Component (C) Glass fiber A (trademark: FT121, E glass, refractive index 1.545, manufactured by Asahi Fiber Glass Co., Ltd.) Glass fiber B (trademark: E)
CR glass, refractive index 1.579, manufactured by Asahi Fiber Glass Co., Ltd.

Examples and Comparative Examples The components were mixed in the ratios (weight ratios) shown in Table 1 to obtain 260
Extruded by a twin-screw extruder (30 mm) set to 15 ° C., 150 rpm, 15 Kg / hour (extrusion speed) to form pellets, and then using a molding machine of 80 tons, a cylinder set temperature of 260 ° C. and a mold temperature of 80 Injection molded at ° C.

The haze and flexural modulus of the obtained molded product were measured. The results are shown in Table 1. Haze is 50
The test piece of x50x3 mm was measured using a haze meter, and the flexural modulus was measured according to ASTM D790.

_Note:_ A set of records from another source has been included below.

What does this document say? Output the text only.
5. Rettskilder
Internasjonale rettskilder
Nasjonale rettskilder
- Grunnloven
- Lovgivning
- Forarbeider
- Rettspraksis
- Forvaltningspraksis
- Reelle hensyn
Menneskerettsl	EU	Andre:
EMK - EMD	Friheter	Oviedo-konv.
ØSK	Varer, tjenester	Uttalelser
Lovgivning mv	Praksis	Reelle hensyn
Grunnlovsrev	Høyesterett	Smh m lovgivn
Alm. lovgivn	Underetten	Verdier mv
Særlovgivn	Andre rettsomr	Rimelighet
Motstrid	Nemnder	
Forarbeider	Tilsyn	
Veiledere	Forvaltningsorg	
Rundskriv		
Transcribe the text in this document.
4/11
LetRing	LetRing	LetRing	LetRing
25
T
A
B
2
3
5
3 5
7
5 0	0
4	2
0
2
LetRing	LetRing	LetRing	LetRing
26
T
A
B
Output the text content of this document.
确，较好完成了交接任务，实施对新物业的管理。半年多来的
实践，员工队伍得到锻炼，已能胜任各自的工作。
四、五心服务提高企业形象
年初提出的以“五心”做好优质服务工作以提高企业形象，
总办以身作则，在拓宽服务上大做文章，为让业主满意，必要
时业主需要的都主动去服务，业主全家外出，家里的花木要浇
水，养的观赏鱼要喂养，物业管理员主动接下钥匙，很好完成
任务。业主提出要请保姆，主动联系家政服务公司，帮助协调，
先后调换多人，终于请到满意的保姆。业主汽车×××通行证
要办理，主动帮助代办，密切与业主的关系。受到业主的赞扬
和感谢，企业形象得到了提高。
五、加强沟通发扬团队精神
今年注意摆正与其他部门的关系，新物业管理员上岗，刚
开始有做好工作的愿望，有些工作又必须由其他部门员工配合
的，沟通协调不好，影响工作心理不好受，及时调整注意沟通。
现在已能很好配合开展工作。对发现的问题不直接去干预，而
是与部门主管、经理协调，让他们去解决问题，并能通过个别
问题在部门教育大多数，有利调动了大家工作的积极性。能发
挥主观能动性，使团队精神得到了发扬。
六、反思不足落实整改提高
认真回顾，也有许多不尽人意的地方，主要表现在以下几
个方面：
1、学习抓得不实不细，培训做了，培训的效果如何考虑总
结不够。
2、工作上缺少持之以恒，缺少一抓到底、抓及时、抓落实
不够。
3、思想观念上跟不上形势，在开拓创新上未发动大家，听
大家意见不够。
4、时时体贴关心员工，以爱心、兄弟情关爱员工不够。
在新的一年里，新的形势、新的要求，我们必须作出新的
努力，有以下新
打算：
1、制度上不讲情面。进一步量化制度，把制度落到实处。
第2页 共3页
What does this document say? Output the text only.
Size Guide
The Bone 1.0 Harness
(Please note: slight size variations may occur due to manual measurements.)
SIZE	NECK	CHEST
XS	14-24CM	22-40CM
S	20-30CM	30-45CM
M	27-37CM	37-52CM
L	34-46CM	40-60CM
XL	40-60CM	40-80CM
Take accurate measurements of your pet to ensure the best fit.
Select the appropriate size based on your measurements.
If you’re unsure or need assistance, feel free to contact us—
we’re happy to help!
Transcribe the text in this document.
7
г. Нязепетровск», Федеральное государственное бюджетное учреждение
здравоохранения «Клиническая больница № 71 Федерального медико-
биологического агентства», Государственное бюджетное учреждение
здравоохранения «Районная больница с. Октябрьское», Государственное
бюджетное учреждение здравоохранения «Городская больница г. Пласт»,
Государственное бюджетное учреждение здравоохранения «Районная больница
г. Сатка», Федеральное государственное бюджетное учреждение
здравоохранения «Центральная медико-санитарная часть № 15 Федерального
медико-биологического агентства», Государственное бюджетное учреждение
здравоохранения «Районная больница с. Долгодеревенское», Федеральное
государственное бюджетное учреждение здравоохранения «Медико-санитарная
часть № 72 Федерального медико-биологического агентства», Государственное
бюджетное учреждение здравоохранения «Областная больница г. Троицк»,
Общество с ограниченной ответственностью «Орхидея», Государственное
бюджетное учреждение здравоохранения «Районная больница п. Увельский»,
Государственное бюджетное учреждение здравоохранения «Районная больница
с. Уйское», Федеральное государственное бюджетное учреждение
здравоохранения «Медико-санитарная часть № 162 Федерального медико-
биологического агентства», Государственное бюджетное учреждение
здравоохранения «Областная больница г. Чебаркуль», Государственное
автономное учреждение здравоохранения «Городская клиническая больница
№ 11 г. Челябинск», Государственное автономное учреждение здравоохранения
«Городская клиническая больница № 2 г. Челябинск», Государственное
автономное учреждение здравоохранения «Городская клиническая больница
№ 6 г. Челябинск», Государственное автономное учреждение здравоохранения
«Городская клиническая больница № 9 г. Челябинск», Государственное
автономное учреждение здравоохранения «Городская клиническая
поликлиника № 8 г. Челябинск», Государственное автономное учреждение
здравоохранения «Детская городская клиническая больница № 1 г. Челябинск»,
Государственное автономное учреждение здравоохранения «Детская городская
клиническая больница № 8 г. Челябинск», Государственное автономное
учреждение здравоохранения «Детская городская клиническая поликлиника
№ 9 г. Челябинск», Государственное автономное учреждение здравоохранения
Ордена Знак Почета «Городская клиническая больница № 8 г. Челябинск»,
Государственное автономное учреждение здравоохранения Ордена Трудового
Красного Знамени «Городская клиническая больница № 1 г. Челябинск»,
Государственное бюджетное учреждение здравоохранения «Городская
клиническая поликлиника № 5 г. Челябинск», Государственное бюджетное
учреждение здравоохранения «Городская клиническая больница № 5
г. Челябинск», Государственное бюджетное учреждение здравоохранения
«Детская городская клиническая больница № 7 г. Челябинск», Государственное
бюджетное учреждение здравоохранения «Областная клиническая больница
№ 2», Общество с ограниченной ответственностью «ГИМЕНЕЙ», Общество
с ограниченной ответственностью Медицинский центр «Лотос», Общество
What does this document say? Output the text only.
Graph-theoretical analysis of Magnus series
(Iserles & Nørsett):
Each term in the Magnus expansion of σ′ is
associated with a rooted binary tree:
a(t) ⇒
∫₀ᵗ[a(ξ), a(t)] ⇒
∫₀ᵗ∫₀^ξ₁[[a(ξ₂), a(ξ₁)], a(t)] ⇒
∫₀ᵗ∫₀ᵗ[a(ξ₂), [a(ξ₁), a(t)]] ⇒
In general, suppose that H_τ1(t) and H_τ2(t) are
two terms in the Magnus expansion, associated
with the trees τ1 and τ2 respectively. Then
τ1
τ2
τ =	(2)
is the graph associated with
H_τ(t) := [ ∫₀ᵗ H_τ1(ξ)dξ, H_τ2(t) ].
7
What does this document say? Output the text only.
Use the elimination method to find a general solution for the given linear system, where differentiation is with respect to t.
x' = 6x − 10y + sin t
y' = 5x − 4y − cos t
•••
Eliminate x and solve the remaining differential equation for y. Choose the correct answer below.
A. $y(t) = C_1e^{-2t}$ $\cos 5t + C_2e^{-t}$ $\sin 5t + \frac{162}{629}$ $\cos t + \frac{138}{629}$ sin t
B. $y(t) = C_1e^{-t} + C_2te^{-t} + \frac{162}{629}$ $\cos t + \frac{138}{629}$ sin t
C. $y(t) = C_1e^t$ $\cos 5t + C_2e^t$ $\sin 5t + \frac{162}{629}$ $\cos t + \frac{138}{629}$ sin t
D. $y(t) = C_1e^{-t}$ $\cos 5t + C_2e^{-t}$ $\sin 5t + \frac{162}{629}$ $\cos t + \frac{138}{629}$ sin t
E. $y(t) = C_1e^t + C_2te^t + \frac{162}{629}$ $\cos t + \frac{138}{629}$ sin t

Comparing the examples with the comparative examples, it is clear that by mixing the copolyester according to the invention the transparency is significantly improved and the rigidity is maintained.
As shown in the comparative example, when using a glass of low refractive index,
That is, the effect of the present invention cannot be obtained when the difference in the refractive index with the polycarbonate is large.

[0075]

[0076]

EFFECTS OF THE INVENTION According to the present invention, as described above, a glass-reinforced polycarbonate resin composition that exhibits the transparency peculiar to polycarbonate while maintaining high rigidity can be obtained.

Claims (1)

[Claims] 1. A) 99 to 10 parts by weight of a polycarbonate-based resin and / or polyester carbonate-based resin, B) 1 to 90 parts by weight of a polyester derived from terephthalic acid and an alicyclic diol, and both components A). And B) to a total of 99 to 40 parts by weight, C) 1 to 60 parts by weight of glass filler, and refraction of the component A) polycarbonate-based resin and / or polyester carbonate-based resin and the component C) glass filler. A glass-reinforced polycarbonate resin composition, characterized in that the difference in the ratio is 0.01 or less.